Applying Data Wrangling Skills

Data Wrangling, Day 2 (Tour de France edition)

Author

Madeline Gillman & Austin Daigle

Objectives of Data Wrangling: Class 2

  • Be able to apply the objectives covered in Data Wrangling: Class 1 to a new dataset

Case Study: Tour de France 🚴

Bienvenue en France! 🇫🇷 Today we are traveling across the Atlantic Ocean to conduct urgent data analysis for Team Visma-Lease A Bike (Team VLAB) for the Tour de France. The Tour de France is an annual multi-week bicycle race held primarily in France. The race comprises 21 stages held over 23 days. Each stage covers a different area of France and different terrain; and the course changes each year. There are 20 to 22 teams that participate each year and each team is made up of 8 riders.

The year is 2024 and this year’s tour, as in prior years, is a nail-biter between Team UAE’s Tadej Pogačar and Team VLAB’s Jonas Vingegaard. So far, 14 stages and nearly 1,300 miles have been completed and Jonas is trailing his rival Tadej by just one minute and fourteen seconds. Stage 15 is tomorrow, and Team VLAB wants to know if Jonas has a chance to make up time and win the Tour. To help determine race strategy, Team VLAB wants you to analyze historical trends.

PHOTO: CHRIS AULD/VELO

Part 2: Incorporating this year’s data

Team VLAB has handed you data with rankings though Stage 13 (remember, Stage 14 of 21 is tomorrow). The team is interested in knowing how Jonas’ speed this year compares to previous years.

Read in the dataset.

tdf_2024_df <- read_csv("https://raw.githubusercontent.com/How-to-Learn-to-Code/Rclass-DataScience/main/data/wrangling-files/tdf_2024_stage13_data.csv")
  1. Try using rbind(), bind_rows() , and merge() to join the new data with the rider history data from above. Which one(s), if any, work? Why do you think they do (or do not) work?
  2. If you need to make any modifications to the new data to enable a join, do so and then join the datasets. Make these changes in R, NOT Excel or a text editor. Doing so in R ensures that your changes are reproducible and that the original data is not destroyed or modified.
  3. Use this new dataset to add this year’s average speed to the same plots you made in Part 1.
  4. Write this new dataset to a new comma-separated file. See if you can write the file using one of these functions: write.csv(), write_csv(), and write.table(). Use the help pages for each of the functions to explore the difference between each. Which one will you probably use the most in your own analyses?
    1. Verify you can view this file using the file explorer on OnDemand, and download to your computer. If the file does not look like you expected, review the help pages for the function you used.
  5. Review your code from Parts 1 and 2. See if you can use pipes to connect as many steps as possible. As you do this, make sure you add comments to your code and consider if using too many pipes sacrifices code readability.

Part 3: Stage History

The stage history dataset has data from every stage of the Tour de France. For the below questions, use your data wrangling skills to find the answer.

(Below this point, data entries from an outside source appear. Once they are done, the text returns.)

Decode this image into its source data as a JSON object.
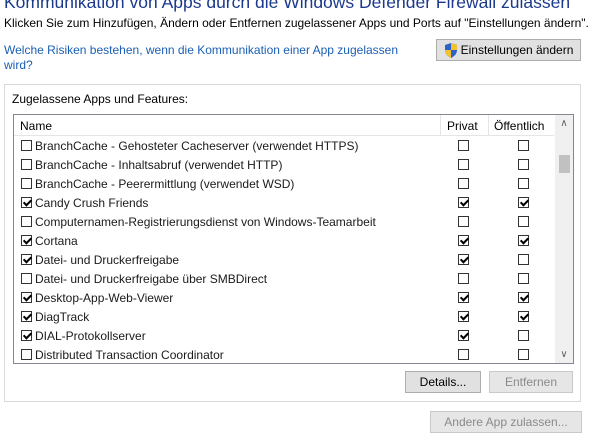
{
  "window": {
    "title": "Kommunikation von Apps durch die Windows Defender Firewall zulassen",
    "description": "Klicken Sie zum Hinzufügen, Ändern oder Entfernen zugelassener Apps und Ports auf \"Einstellungen ändern\".",
    "risk_link": "Welche Risiken bestehen, wenn die Kommunikation einer App zugelassen wird?",
    "settings_button": "Einstellungen ändern"
  },
  "allowed_apps": {
    "group_label": "Zugelassene Apps und Features:",
    "columns": {
      "name": "Name",
      "private": "Privat",
      "public": "Öffentlich"
    },
    "rows": [
      {
        "name": "BranchCache - Gehosteter Cacheserver (verwendet HTTPS)",
        "enabled": false,
        "private": false,
        "public": false
      },
      {
        "name": "BranchCache - Inhaltsabruf (verwendet HTTP)",
        "enabled": false,
        "private": false,
        "public": false
      },
      {
        "name": "BranchCache - Peerermittlung (verwendet WSD)",
        "enabled": false,
        "private": false,
        "public": false
      },
      {
        "name": "Candy Crush Friends",
        "enabled": true,
        "private": true,
        "public": true
      },
      {
        "name": "Computernamen-Registrierungsdienst von Windows-Teamarbeit",
        "enabled": false,
        "private": false,
        "public": false
      },
      {
        "name": "Cortana",
        "enabled": true,
        "private": true,
        "public": true
      },
      {
        "name": "Datei- und Druckerfreigabe",
        "enabled": true,
        "private": true,
        "public": false
      },
      {
        "name": "Datei- und Druckerfreigabe über SMBDirect",
        "enabled": false,
        "private": false,
        "public": false
      },
      {
        "name": "Desktop-App-Web-Viewer",
        "enabled": true,
        "private": true,
        "public": true
      },
      {
        "name": "DiagTrack",
        "enabled": true,
        "private": true,
        "public": true
      },
      {
        "name": "DIAL-Protokollserver",
        "enabled": true,
        "private": true,
        "public": false
      },
      {
        "name": "Distributed Transaction Coordinator",
        "enabled": false,
        "private": false,
        "public": false
      }
    ],
    "details_button": "Details...",
    "remove_button": "Entfernen"
  },
  "allow_other_button": "Andere App zulassen..."
}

  1. Use rename() to tidy the column names.
  2. Check for missing values in each column. Are all missing values coded the same? If not, figure out a way to fix this–you may want to use Google!
  3. Which city has had the most visits from the Tour de France? (This means you must consider both start and end cities)
  4. Who has won the most stages?
  5. Who has worn the yellow jersey for the most days in a single tour? What about the polka dot jersey? Green jersey?
  6. Identify the top 10 wearers of the yellow jersey, polka dot jersey, and green jersey. Make a bar plot with the name of the rider on the x-axis and number of stages/days worn on the y-axis. See if you can color the bars so that the colors match the jersey (i.e. the plot for yellow jersey has yellow bars).
    1. See if you can get these all plotted on the same plot. It might involve some pivoting!